Le président congolais Félix TSHISEKEDI a affirmé, le lundi 8 décembre 2025, que le Rwanda avait violé moins de 24 heures après sa signature l’accord de paix conclu le 4 décembre à Washington. Ce texte, présenté comme une étape majeure vers la stabilisation de l’Est de la République démocratique du Congo, devait permettre de faire taire les violences opposant les forces gouvernementales aux groupes armés, dont le M23, régulièrement décrit par des rapports onusiens comme bénéficiant d’un appui rwandais.

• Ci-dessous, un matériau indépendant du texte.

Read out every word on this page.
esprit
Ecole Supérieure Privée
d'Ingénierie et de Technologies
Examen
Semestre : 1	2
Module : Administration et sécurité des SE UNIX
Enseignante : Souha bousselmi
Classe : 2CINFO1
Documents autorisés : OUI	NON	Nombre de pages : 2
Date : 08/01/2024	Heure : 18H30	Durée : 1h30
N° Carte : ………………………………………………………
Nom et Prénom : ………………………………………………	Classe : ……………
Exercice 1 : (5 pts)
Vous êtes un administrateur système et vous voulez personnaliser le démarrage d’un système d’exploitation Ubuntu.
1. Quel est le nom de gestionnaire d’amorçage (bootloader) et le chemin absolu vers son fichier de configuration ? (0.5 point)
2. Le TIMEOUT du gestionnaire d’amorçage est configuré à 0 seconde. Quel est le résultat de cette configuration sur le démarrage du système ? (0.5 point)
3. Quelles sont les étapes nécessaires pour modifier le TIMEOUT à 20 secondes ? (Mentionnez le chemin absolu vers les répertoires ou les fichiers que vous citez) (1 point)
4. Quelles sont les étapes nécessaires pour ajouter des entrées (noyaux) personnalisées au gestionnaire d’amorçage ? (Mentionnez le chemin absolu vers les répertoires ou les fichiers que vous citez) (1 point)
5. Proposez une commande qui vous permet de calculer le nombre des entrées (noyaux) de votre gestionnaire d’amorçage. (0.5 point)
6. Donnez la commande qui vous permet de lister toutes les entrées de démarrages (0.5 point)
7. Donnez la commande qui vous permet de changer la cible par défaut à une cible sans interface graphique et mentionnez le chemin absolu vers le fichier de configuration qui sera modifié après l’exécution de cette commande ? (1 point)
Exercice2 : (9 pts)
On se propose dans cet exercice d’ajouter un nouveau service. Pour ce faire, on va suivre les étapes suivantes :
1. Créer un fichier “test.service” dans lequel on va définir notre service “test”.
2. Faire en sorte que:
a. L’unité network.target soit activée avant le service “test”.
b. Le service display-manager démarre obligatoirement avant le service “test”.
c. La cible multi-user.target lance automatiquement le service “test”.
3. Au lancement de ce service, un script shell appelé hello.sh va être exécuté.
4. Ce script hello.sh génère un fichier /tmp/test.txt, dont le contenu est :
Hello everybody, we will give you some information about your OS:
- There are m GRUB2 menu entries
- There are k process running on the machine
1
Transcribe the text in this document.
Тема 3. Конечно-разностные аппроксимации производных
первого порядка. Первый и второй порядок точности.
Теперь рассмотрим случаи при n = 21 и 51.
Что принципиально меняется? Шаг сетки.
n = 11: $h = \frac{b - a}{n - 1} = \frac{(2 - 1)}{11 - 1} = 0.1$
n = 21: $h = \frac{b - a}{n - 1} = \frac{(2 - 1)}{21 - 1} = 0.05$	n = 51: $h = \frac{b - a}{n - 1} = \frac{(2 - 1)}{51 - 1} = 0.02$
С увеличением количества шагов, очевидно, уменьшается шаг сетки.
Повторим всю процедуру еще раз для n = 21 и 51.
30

Selon Félix TSHISEKEDI, des unités des Forces de défense rwandaises auraient, dès le lendemain de l’engagement conclu aux États-Unis, lancé et soutenu des attaques à l’arme lourde depuis la ville de Bugarama, côté rwandais. Ces opérations auraient provoqué d’importants dégâts humains et matériels dans plusieurs localités du Sud-Kivu, notamment à Kaziba, Katogota et Lubarika, entraînant une rupture immédiate du cessez-le-feu.

Pourtant, le président congolais et son homologue rwandais PAUL KAGAMÉ s’étaient engagés à appliquer scrupuleusement les termes de l’accord. Fruit de longs mois de négociations, le document avait même été qualifié « d’historique » par le président américain Donald TRUMP, qui voyait en lui une occasion sans précédent de mettre fin à des années d’instabilité dans la région.